Speaking on Wednesday, finance minister Paschal Donohoe defended the Government’s handling of the situation, insisting that Ireland is ‘not in a position’ to place a cap on rocketing fuel prices because it is a country that must buy the majority of its own fuel.
“We are experiencing the consequences of a war. The government is acting now, with this excise measure in response to price rises that we have seen today but also in anticipation of further rises that we do expect to see over the short to medium term.”
Mr O’Donohoe, when asked about the possibility of price regulation, said it was unclear how that would be implemented for countries who import the majority of their fuel, which is the case for Ireland.
“We’re not in the situation where we have access to the majority of our fuel needs from our own sources. That means the relationship that we have with external supply is very important.

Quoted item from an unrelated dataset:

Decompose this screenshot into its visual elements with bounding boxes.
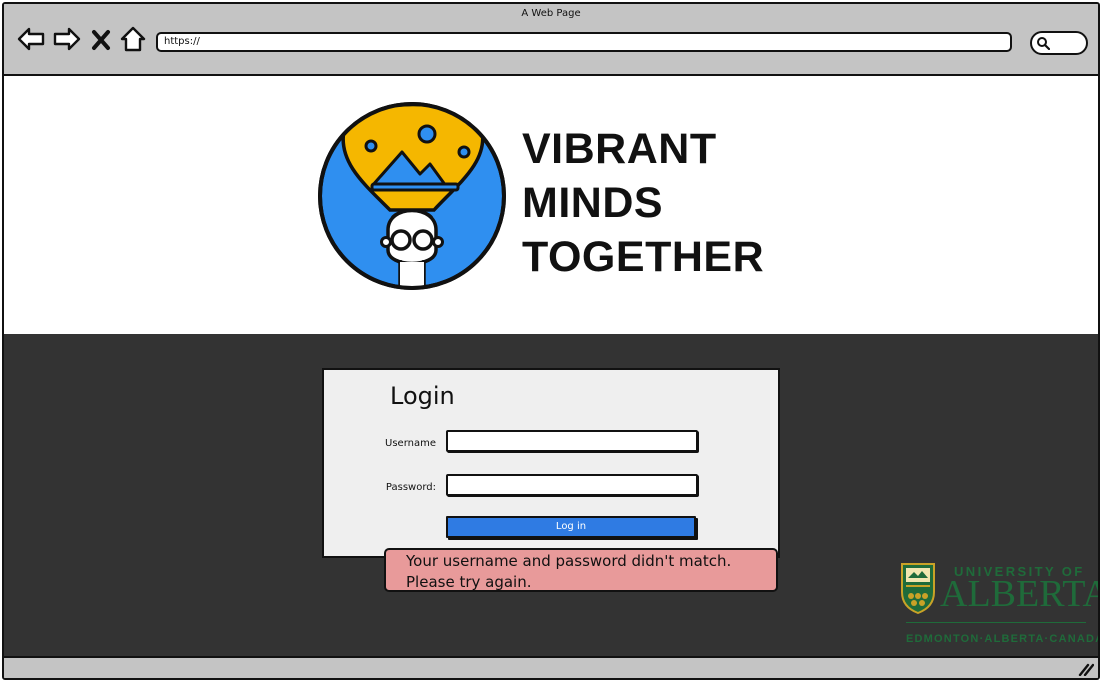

“For that reason, we’re not in a position to be able to give a commitment in relation to putting a cap on the price of fuel.”
“For a country that has to buy most of its own fuel, I currently don’t see any way that a price cap could be implemented, that wouldn’t either cause further economic difficulties or would cause an issue with the supplier”.
As reported by Gript, AA Ireland this week said that petrol and diesel costs have reached record highs, as Applegreen warns of huge increases in the cost of fuel for consumers. The cost of running an average family car has increased by over €900 annually since before the onset of the Covid pandemic. With fuel prices rocketing across Europe, a variety of factors are to blame for the increase, with the majority of the cost of petrol and diesel coming from tax. Government charges like Carbon Tax are a huge factor, alongside supply chain issues from the Covid lockdown and an overreliance on Russian gas as the conflict in Ukraine continues to worsen.
Despite calls for a more significant cut to excise duty as a means of improving the situation, Tánaiste Leo Varadkar said this week he would not move to reduce taxes on fuel unless the EU collectively decides to act.
Yesterday, Rural Independent TDs slammed the Government’s Carbon Tax policies, saying they had repeatedly warned in the Dáil that such a situation would unfold, but that insistent calls had been ignored.
“They’re supposed to protect Ireland – not tax us out of existence,” the group said, adding, “We told you so.”